In Phaedo to argue the soul exists after death with the cyclical argument, Plato posited a philosophical assumption that all opposites —e.g. less, greater; weaker, stronger; sleeping, waking; life, death—are generated out of each other.
One argument for this assumption offered by Socrates is in the quoted text. It tries to prove life is generated from death, just as waking from sleeping.

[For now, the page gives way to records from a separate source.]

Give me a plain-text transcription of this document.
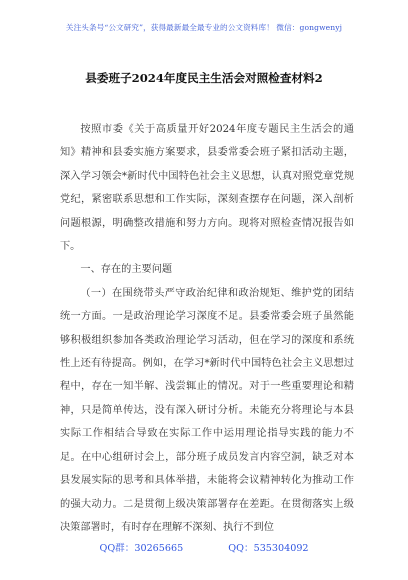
关注头条号“公文研究”，获得最新最全最专业的公文资料库！ 微信：gongwenyj
县委班子2024年度民主生活会对照检查材料2

按照市委《关于高质量开好2024年度专题民主生活会的通知》精神和县委实施方案要求，县委常委会班子紧扣活动主题，深入学习领会*新时代中国特色社会主义思想，认真对照党章党规党纪，紧密联系思想和工作实际，深刻查摆存在问题，深入剖析问题根源，明确整改措施和努力方向。现将对照检查情况报告如下。

一、存在的主要问题

（一）在围绕带头严守政治纪律和政治规矩、维护党的团结统一方面。一是政治理论学习深度不足。县委常委会班子虽然能够积极组织参加各类政治理论学习活动，但在学习的深度和系统性上还有待提高。例如，在学习*新时代中国特色社会主义思想过程中，存在一知半解、浅尝辄止的情况。对于一些重要理论和精神，只是简单传达，没有深入研讨分析。未能充分将理论与本县实际工作相结合导致在实际工作中运用理论指导实践的能力不足。在中心组研讨会上，部分班子成员发言内容空洞，缺乏对本县发展实际的思考和具体举措，未能将会议精神转化为推动工作的强大动力。二是贯彻上级决策部署存在差距。在贯彻落实上级决策部署时，有时存在理解不深刻、执行不到位

QQ群：30265665	QQ：535304092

It states if life goes into death but death never back into life, then there will be no life and all things will remain in the state of death.

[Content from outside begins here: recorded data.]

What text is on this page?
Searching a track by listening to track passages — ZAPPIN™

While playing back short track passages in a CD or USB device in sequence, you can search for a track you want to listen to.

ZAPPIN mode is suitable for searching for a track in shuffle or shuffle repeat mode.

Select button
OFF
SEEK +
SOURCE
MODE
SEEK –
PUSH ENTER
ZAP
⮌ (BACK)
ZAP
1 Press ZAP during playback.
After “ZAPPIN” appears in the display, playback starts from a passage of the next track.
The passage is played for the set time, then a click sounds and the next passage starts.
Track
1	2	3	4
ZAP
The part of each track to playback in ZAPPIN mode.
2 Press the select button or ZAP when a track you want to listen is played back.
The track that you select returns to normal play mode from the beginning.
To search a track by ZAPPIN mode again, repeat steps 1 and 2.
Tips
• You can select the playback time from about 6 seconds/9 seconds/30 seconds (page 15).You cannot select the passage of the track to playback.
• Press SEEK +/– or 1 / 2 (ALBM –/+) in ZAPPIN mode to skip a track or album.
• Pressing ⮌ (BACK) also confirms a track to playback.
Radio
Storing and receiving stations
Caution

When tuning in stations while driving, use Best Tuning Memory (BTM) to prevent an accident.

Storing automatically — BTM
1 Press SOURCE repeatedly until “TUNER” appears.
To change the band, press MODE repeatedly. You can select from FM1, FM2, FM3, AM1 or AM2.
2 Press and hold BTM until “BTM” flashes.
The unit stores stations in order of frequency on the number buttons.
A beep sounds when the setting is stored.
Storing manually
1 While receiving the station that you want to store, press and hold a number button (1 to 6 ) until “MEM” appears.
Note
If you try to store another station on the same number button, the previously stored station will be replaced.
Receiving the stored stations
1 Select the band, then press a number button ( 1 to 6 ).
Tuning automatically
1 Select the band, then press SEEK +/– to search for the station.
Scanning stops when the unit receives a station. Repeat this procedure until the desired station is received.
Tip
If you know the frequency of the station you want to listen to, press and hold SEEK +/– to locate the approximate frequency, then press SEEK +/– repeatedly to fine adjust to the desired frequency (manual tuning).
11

Is the assumption that all opposites are generated out of each other reasonable?
And that these admissions were not unfair, Cebes, he said, may be shown, I think, as follows: If generation were in a straight line only, and there were no compensation or circle in nature, no turn or return of elements into their opposites, then you know that all things would at last have the same form and pass into the same state, and there would be no more generation of them.

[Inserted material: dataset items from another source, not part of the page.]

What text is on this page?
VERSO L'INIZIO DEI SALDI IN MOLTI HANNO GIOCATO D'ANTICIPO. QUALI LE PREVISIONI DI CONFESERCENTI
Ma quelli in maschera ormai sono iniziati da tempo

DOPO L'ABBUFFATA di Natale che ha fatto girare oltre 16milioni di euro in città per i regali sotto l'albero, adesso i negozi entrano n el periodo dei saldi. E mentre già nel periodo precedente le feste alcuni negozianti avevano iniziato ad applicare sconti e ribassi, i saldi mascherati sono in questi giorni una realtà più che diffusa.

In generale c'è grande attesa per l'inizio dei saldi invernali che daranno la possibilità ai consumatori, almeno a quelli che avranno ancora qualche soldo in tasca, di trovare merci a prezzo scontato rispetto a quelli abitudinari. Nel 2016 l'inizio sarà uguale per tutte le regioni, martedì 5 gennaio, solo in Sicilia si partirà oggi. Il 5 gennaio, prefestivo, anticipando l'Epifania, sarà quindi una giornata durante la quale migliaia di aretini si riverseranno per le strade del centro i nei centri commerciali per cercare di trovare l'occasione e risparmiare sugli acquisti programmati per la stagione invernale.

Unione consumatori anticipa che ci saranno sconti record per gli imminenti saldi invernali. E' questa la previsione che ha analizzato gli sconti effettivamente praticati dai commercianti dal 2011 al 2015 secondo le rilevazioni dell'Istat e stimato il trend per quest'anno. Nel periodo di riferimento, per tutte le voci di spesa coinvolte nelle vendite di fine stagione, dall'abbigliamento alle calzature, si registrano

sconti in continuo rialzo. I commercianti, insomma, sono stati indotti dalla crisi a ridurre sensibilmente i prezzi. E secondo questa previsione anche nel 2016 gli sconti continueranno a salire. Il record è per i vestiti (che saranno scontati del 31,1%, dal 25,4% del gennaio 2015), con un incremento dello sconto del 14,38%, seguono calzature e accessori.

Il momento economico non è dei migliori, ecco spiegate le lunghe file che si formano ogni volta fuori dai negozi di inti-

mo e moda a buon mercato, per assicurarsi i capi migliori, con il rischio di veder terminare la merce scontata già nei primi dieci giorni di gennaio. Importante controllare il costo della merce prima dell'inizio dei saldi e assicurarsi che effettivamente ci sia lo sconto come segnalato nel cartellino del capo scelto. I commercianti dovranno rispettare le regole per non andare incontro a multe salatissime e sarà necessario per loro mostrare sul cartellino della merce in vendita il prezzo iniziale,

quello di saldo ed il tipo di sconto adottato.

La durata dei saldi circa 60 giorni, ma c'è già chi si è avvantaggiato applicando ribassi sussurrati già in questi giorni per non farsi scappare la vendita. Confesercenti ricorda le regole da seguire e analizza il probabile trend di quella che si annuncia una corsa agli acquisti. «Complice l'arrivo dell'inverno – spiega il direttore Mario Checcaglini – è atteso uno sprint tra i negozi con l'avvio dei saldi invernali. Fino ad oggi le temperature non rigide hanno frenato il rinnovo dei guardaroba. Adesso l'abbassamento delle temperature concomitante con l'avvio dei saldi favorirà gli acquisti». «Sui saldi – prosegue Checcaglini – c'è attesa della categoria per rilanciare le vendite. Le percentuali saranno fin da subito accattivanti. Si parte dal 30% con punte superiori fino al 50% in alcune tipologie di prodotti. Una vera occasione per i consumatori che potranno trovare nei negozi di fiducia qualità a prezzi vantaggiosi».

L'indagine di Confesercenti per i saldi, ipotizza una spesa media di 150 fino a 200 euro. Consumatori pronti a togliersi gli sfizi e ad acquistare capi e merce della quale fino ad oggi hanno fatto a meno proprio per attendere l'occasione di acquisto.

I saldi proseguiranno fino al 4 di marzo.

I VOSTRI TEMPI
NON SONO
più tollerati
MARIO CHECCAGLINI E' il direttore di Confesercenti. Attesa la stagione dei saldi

What do you mean? he said.
A simple thing enough, which I will illustrate by the case of sleep, he replied. You know that if there were no alternation of sleeping and waking, the tale of the sleeping Endymion would in the end have no meaning, because all other things would be asleep too, and he would not be distinguishable from the rest. Or if there were composition only, and no division of substances, then the chaos of Anaxagoras would come again. And in like manner, my dear Cebes, if all things which partook of life were to die, and after they were dead remained in the form of death, and did not come to life again, all would at last die, and nothing would be alive—what other result could there be? For if the living spring from any other things, and they too die, must not all things at last be swallowed up in death?
-- Phaedo 72
BTW, a quite similar question is asked on this site about why the cyclical argument fails, but it didn't consider the above quoted argument, so I don't think it's a duplication here.